I introduced this to the congregation with the rational that without working through the events of Holy Week, it's easy to go from the celebration of Palm Sunday to the celebration  of the resurrection, without the context of the rest of Holy Week. I also warned them that the service would be peppered with bible readings (and where I was beginning), but that they would be unannounced.

Along with my story telling and the passages from Mark's gospel, I interspersed the service with music taken from the real world (or, as they like to call it at Caledonia Kirk, the secular world - as an aside, as Spot and I were travelling to the service, we realised all the artists had a church music background to some extent). The music was to reflect some of the feelings the disciples on Easter Saturday may have felt about the week's events. Just think about the words to Johnny Cash's version of "Hurt" from that prospective:

"I wear this crown of thorns upon my liar's chair" and

"everyone I love goes away in the end"

Watching the reaction of those gathered as the music played or I told the story was interesting. Somehow, in a bog standard church hall I had managed to create an atmosphere. The only thing which was different in terms of the set up was the chairs were in a circle, rather than rows. The lighting etc was the same. But maybe just the change in seating can make a difference, as we were all sitting together and I was part of the group.

I must admit I was nervous - it was a first for me on many levels and I didn't know if the concept would work (in general or specifically). I did stumble a couple of times, but not too much. I suspect, other than Spot, only my supervisor may have picked up on that (and they are supposed to). What I was impressed with for myself was, though I had a pattern to the service I had no notes (except for the opening prayer and some of the readings). I added additional readings as I went along and coped when one of the tracks I wanted played wasn't available (note to self, check the CDs are in the cases!)..

One thing I do need to bear in mind for doing something like this again is how to finish. I wanted there to be nothing - no grace, no blessing - as that's how the women would have felt that day. Either I needed to have made that clear at the beginning or have a way of getting up and leaving in some way. But, the way things worked, I think that was a minor thing.
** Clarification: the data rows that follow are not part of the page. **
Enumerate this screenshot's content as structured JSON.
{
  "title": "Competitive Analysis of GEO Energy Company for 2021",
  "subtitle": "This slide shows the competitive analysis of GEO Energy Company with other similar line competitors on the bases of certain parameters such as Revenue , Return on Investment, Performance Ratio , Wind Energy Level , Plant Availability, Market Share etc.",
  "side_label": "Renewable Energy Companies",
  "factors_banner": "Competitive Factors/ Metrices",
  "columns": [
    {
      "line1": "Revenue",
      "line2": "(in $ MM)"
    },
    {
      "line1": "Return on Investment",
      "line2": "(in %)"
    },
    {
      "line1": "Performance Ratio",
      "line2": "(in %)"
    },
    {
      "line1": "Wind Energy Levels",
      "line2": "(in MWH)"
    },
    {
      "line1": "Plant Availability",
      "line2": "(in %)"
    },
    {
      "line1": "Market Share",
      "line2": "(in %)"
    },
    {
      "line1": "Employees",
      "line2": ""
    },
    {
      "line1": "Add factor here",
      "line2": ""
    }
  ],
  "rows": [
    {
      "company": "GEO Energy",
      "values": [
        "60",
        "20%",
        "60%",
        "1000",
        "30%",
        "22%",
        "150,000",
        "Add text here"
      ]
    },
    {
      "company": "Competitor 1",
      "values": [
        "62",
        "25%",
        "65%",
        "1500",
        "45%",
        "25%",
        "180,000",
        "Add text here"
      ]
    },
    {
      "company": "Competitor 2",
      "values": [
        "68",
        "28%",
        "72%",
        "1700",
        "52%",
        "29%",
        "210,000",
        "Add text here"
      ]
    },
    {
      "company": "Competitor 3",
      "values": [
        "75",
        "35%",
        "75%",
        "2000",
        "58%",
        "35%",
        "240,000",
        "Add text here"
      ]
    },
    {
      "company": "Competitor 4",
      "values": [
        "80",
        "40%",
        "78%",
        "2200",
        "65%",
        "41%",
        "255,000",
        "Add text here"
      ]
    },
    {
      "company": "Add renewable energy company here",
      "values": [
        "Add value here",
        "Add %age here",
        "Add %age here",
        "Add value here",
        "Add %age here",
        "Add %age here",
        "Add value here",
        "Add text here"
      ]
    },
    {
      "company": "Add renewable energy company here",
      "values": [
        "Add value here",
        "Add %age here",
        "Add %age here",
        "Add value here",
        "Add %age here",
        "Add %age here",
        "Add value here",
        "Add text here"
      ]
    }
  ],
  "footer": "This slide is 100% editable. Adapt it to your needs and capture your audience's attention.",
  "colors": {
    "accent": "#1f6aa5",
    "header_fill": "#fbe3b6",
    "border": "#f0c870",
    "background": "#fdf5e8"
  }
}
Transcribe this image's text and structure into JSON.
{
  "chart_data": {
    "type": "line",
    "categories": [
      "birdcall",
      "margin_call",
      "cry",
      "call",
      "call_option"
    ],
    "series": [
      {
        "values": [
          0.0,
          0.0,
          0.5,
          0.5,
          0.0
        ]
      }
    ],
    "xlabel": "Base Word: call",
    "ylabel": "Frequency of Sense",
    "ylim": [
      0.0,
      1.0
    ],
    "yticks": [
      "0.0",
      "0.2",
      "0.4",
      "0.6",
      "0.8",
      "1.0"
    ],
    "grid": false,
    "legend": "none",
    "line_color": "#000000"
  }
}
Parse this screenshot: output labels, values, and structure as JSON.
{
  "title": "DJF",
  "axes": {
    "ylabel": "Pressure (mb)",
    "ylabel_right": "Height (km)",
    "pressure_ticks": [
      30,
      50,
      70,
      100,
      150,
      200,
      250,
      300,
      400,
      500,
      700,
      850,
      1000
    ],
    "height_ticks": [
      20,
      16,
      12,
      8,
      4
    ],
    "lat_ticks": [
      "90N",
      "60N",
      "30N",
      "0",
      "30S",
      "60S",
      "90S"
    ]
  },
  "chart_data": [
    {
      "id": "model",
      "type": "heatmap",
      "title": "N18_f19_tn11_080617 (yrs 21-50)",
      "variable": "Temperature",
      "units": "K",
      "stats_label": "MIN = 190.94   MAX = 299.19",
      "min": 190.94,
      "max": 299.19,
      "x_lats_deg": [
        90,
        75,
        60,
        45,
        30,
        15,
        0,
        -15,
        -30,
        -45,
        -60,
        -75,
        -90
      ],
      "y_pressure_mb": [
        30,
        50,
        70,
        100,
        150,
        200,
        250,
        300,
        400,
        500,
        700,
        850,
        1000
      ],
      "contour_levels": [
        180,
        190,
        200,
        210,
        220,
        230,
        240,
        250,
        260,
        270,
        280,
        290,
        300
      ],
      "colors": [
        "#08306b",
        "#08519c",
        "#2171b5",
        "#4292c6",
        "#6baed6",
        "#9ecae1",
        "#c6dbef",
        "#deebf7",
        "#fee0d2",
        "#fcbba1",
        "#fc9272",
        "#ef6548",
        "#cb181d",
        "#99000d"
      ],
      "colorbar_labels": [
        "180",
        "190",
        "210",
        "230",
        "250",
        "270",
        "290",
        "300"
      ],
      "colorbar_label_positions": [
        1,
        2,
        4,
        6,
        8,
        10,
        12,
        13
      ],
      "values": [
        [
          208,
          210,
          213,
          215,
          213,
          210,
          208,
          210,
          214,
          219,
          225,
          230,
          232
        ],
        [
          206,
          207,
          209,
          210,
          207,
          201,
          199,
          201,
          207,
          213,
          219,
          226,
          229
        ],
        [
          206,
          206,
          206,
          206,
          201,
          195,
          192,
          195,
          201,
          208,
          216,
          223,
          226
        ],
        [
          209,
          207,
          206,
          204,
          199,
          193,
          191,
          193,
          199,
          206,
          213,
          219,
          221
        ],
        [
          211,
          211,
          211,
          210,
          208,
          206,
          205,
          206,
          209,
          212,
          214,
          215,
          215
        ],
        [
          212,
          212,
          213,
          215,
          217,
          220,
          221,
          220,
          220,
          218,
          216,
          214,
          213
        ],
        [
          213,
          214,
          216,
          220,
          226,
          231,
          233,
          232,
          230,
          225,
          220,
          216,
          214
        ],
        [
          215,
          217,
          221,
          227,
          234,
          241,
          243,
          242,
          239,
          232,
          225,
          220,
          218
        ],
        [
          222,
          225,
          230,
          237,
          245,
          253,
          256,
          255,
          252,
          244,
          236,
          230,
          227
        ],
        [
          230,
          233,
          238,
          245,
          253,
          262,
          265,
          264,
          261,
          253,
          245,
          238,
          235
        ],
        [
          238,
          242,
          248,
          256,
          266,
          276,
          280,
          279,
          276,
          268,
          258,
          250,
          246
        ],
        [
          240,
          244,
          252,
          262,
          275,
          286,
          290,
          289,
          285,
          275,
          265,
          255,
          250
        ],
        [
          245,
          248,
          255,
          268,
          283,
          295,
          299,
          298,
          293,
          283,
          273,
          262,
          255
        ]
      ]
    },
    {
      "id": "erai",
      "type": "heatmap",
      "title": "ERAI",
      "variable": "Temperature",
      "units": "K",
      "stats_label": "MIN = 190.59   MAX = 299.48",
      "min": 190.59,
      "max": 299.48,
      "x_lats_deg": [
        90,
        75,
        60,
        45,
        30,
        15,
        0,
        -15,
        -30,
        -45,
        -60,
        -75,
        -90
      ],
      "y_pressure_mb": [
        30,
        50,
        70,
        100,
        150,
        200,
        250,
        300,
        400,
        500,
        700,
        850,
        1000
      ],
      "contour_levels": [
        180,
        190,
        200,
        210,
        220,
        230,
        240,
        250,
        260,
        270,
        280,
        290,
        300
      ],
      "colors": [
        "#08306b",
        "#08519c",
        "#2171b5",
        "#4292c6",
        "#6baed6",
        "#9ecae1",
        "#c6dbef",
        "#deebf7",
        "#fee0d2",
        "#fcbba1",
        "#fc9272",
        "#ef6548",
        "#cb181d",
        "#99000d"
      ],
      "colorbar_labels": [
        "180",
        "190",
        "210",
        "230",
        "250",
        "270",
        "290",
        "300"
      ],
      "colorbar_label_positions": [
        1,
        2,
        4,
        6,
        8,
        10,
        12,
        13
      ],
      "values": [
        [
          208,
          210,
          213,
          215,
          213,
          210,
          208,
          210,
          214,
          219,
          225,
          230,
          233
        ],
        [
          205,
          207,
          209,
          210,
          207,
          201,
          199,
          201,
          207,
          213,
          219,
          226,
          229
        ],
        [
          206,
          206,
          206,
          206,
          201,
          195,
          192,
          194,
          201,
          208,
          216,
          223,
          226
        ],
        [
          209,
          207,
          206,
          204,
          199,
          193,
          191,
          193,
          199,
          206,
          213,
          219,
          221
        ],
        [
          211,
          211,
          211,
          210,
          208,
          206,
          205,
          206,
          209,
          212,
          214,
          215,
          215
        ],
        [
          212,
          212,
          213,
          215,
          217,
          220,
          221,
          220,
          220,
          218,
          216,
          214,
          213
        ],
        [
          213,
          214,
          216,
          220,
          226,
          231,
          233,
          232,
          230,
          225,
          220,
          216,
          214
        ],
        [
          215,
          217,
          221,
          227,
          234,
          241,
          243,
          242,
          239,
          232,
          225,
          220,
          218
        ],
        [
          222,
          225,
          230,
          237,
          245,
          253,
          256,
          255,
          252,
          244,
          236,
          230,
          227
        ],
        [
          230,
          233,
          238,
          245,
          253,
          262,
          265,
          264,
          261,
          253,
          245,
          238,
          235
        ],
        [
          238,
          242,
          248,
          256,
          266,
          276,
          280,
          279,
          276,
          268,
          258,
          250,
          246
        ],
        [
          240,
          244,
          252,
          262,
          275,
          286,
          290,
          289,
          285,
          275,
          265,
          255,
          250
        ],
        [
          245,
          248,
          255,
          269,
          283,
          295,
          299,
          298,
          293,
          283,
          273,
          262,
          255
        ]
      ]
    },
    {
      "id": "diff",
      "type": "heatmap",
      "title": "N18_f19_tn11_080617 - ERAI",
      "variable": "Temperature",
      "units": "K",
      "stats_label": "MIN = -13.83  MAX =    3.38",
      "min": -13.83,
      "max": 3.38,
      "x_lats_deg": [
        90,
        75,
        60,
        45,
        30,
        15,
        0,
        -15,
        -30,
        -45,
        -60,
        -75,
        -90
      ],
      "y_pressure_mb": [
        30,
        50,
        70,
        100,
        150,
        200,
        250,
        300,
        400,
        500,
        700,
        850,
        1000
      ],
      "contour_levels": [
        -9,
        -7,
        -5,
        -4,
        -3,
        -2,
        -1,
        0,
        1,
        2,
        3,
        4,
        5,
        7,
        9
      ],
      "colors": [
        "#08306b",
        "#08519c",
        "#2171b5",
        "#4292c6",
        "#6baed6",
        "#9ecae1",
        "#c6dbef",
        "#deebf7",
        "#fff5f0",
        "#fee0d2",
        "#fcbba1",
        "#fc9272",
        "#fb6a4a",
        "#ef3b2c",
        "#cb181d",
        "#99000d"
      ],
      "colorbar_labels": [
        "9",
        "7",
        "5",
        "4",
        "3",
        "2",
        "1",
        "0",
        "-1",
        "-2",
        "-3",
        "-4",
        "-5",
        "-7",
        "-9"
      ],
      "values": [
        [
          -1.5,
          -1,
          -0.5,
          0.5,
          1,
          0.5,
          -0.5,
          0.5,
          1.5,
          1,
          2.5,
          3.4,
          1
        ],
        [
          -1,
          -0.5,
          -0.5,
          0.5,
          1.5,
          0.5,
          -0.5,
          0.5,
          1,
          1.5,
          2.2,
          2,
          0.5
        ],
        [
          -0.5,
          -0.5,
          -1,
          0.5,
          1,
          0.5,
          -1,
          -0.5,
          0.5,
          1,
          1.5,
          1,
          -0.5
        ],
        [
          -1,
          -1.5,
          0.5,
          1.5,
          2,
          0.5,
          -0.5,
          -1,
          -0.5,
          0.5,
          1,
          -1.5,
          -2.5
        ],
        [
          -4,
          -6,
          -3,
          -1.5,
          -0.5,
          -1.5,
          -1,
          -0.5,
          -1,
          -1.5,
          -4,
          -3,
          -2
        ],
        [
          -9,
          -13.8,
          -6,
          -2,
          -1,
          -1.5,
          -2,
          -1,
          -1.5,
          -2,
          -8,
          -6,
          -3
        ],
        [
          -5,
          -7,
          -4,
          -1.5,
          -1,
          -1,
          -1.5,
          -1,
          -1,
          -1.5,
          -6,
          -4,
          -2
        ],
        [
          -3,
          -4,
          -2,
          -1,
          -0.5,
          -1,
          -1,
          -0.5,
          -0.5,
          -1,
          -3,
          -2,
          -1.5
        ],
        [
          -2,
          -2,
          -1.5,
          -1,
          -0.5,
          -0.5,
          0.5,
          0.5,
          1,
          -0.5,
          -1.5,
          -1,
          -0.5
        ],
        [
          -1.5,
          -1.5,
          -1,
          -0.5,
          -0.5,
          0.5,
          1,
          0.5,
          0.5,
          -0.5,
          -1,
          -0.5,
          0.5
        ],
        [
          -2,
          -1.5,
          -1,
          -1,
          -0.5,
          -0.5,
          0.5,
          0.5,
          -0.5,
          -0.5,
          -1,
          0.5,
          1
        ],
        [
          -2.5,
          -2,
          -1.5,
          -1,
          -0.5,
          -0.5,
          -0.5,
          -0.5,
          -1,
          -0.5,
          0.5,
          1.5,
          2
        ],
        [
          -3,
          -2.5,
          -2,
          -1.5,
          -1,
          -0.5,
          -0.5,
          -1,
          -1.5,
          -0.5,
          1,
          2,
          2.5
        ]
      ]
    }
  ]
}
The feedback I received last night was very positive. People liked the atmosphere I'd created; how it got them thinking about the events in a way they hadn't before; how it put things into context and made them pause for thought. One person asked if I'd ever been involved in drama before as they thought my acting was great (pantos when I was at primary school and church nativity plays - this isn't RADA!!!).

So, I'm glad I took myself out of my comfort zone. I have seen what I can do and that I seem to be able to do it well. If I'd rested on my laurels. I would never have found that out and will not grow into the best minister I can be.